Me: Being a healthy adult is getting a full 8hrs sleep
Boss: But not while you’re supposed to be working
me: this hotel is $100 per night?
clerk: that’s right
me: how much for just one room
There is a time and a place for accosting people with baguettes (2 p.m., Whole Foods).
Her: You’re perfect as you are, don’t ever change a thing.
[later]
Her: Er, that didn’t include your underwear…
Doctor’s office: You’re overdue for a physical.
Me: Ok.
Dr: We recommend you getting one as soon as possible.
Me: Do I have to?
Dr: You really should get one ASAP.
Me: Ok. Fine. Schedule me for one.
Dr: The earliest appointment we have is 6 months from now.
Wife: You should’ve written your best man speech
Me: Relax I can freestyle[Wedding]
Me: On Dave and Sarah’s big day, I’d like to
Dave *whispers in my ear*
Me: On Dave and Rebecca’s big day
Twerking is the crocs of dancing.
Know your Norse mythology. Loki. The trickster. Devised the death of heroic god Baldr and those chips that can’t be opened without scissors.
ME: Is it true, if you die in the Matrix, you die in real life?
USED CAR SALESMAN: Again, the Toyota Matrix is a very real car, and crashes can be fatal, yes
If possums have taught me anything, it’s how to dramatically play dead when anyone comes over unannounced.
The tornado siren was just going off here, but I think I can make it to the liquor store.
My bike just got a flat tire, or, as they say in England, my bike just got an apartment tire
I didn’t say I don’t believe in god, I’m just asking if he has any control over the powerball
Going to the moon must be terrifying because you’ve got no way to tell if you’re seeing werewolves there or just regular moon wolves.
santa can deliver all those presents in one night because he’s mainlining that panera lemonade
[police car behind me]
Me: shit, was that a red light back there?
My dog: like a light grey
Me: …
My dog: if that helps
afraid of taking two toddlers on an outing alone? take the single seat stroller thereby assuring the kids will fight relentlessly over it and forget about running off. follow me for more dashing parenting tips
[battle]
ME: It’s no good.

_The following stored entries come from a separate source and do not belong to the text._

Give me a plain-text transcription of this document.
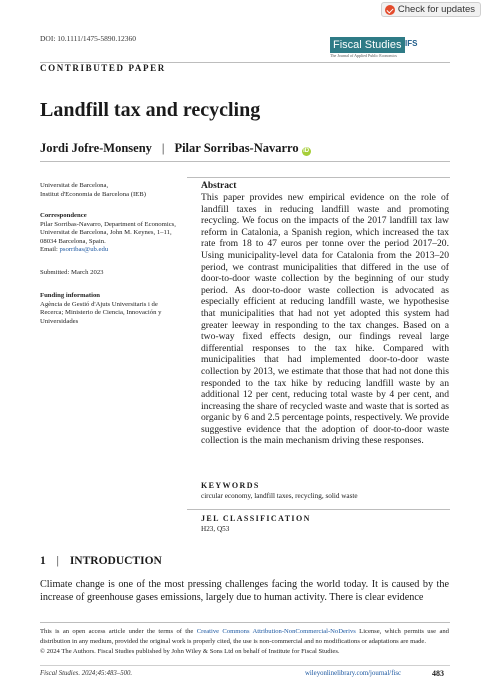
Check for updates
DOI: 10.1111/1475-5890.12360
Fiscal Studies
The Journal of Applied Public Economics
IFS
CONTRIBUTED PAPER
Landfill tax and recycling
Jordi Jofre-Monseny | Pilar Sorribas-Navarro iD
Universitat de Barcelona,
Institut d'Economia de Barcelona (IEB)
Correspondence
Pilar Sorribas-Navarro, Department of Economics,
Universitat de Barcelona, John M. Keynes, 1–11,
08034 Barcelona, Spain.
Email: psorribas@ub.edu
Submitted: March 2023
Funding information
Agència de Gestió d'Ajuts Universitaris i de
Recerca; Ministerio de Ciencia, Innovación y
Universidades
Abstract
This paper provides new empirical evidence on the role of landfill taxes in reducing landfill waste and promoting recycling. We focus on the impacts of the 2017 landfill tax law reform in Catalonia, a Spanish region, which increased the tax rate from 18 to 47 euros per tonne over the period 2017–20. Using municipality-level data for Catalonia from the 2013–20 period, we contrast municipalities that differed in the use of door-to-door waste collection by the beginning of our study period. As door-to-door waste collection is advocated as especially efficient at reducing landfill waste, we hypothesise that municipalities that had not yet adopted this system had greater leeway in responding to the tax changes. Based on a two-way fixed effects design, our findings reveal large differential responses to the tax hike. Compared with municipalities that had implemented door-to-door waste collection by 2013, we estimate that those that had not done this responded to the tax hike by reducing landfill waste by an additional 12 per cent, reducing total waste by 4 per cent, and increasing the share of recycled waste and waste that is sorted as organic by 6 and 2.5 percentage points, respectively. We provide suggestive evidence that the adoption of door-to-door waste collection is the main mechanism driving these responses.
KEYWORDS
circular economy, landfill taxes, recycling, solid waste
JEL CLASSIFICATION
H23, Q53
1 | INTRODUCTION
Climate change is one of the most pressing challenges facing the world today. It is caused by the increase of greenhouse gases emissions, largely due to human activity. There is clear evidence
This is an open access article under the terms of the Creative Commons Attribution-NonCommercial-NoDerivs License, which permits use and distribution in any medium, provided the original work is properly cited, the use is non-commercial and no modifications or adaptations are made.
© 2024 The Authors. Fiscal Studies published by John Wiley & Sons Ltd on behalf of Institute for Fiscal Studies.
Fiscal Studies. 2024;45:483–500.	wileyonlinelibrary.com/journal/fisc	483
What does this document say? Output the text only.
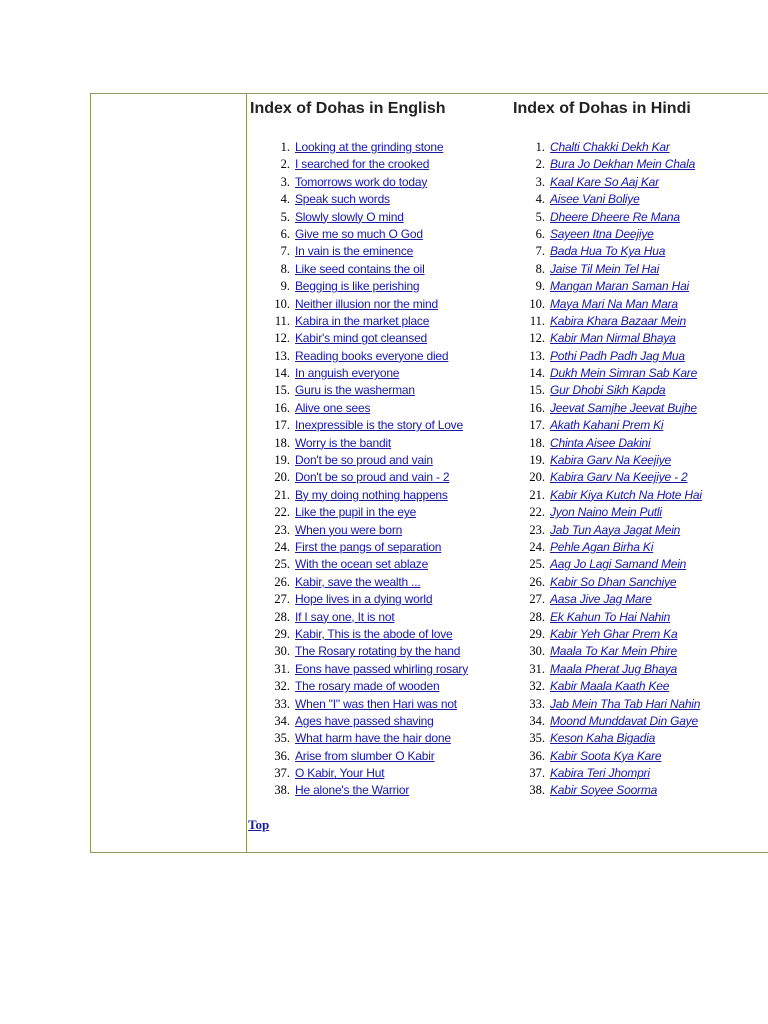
Index of Dohas in English
1. Looking at the grinding stone
2. I searched for the crooked
3. Tomorrows work do today
4. Speak such words
5. Slowly slowly O mind
6. Give me so much O God
7. In vain is the eminence
8. Like seed contains the oil
9. Begging is like perishing
10. Neither illusion nor the mind
11. Kabira in the market place
12. Kabir's mind got cleansed
13. Reading books everyone died
14. In anguish everyone
15. Guru is the washerman
16. Alive one sees
17. Inexpressible is the story of Love
18. Worry is the bandit
19. Don't be so proud and vain
20. Don't be so proud and vain - 2
21. By my doing nothing happens
22. Like the pupil in the eye
23. When you were born
24. First the pangs of separation
25. With the ocean set ablaze
26. Kabir, save the wealth ...
27. Hope lives in a dying world
28. If I say one, It is not
29. Kabir, This is the abode of love
30. The Rosary rotating by the hand
31. Eons have passed whirling rosary
32. The rosary made of wooden
33. When "I" was then Hari was not
34. Ages have passed shaving
35. What harm have the hair done
36. Arise from slumber O Kabir
37. O Kabir, Your Hut
38. He alone's the Warrior
Index of Dohas in Hindi
1. Chalti Chakki Dekh Kar
2. Bura Jo Dekhan Mein Chala
3. Kaal Kare So Aaj Kar
4. Aisee Vani Boliye
5. Dheere Dheere Re Mana
6. Sayeen Itna Deejiye
7. Bada Hua To Kya Hua
8. Jaise Til Mein Tel Hai
9. Mangan Maran Saman Hai
10. Maya Mari Na Man Mara
11. Kabira Khara Bazaar Mein
12. Kabir Man Nirmal Bhaya
13. Pothi Padh Padh Jag Mua
14. Dukh Mein Simran Sab Kare
15. Gur Dhobi Sikh Kapda
16. Jeevat Samjhe Jeevat Bujhe
17. Akath Kahani Prem Ki
18. Chinta Aisee Dakini
19. Kabira Garv Na Keejiye
20. Kabira Garv Na Keejiye - 2
21. Kabir Kiya Kutch Na Hote Hai
22. Jyon Naino Mein Putli
23. Jab Tun Aaya Jagat Mein
24. Pehle Agan Birha Ki
25. Aag Jo Lagi Samand Mein
26. Kabir So Dhan Sanchiye
27. Aasa Jive Jag Mare
28. Ek Kahun To Hai Nahin
29. Kabir Yeh Ghar Prem Ka
30. Maala To Kar Mein Phire
31. Maala Pherat Jug Bhaya
32. Kabir Maala Kaath Kee
33. Jab Mein Tha Tab Hari Nahin
34. Moond Munddavat Din Gaye
35. Keson Kaha Bigadia
36. Kabir Soota Kya Kare
37. Kabira Teri Jhompri
38. Kabir Soyee Soorma
Top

We gotta quit
SARGE: Quit? I don’t know the meaning of the word
M: It means give up
S: Oh cool. Lets do that
I’m a disaster playing scrabble with the kids. I know all these disgusting words.
It’s your fault.
Got fired from my job at Footlocker for trying to feed myself to the crocs.
The quickest way to insult a 12 year old at a restaurant is to give them a kid cup when they’re ordering off the adult menu.
Me: *pulls in driveway after not finding what I needed at Target*
[text from wife]: I’m in the checkout line, where r u?
Me: *backs out of driveway*
$3 #books
Two sales people approached me at the furniture store. I’m following the one who called me Miss. The Hello Ma’am one should take note.
“This has got to be the most boring reality show concept of all ti… wait, did they say TORNADO?”
– Me, totally not getting The Weather Channel
I don’t care if they repeal student loan forgiveness. I’ve forgiven myself. I’m not paying them
Caesar salads are prepared differently than garden salads…Notably, the head of lettuce is first attacked by 40-50 knife-wielding senators.
For an extra ten grand I’ll make it look like an accident and for an extra 20 I’ll make it look like a HILARIOUS accident
I guess I’m getting old. Now when I hear “Pour Some Sugar On Me” I think of 2 things. Who’s cleaning it up and I hope we don’t get ants.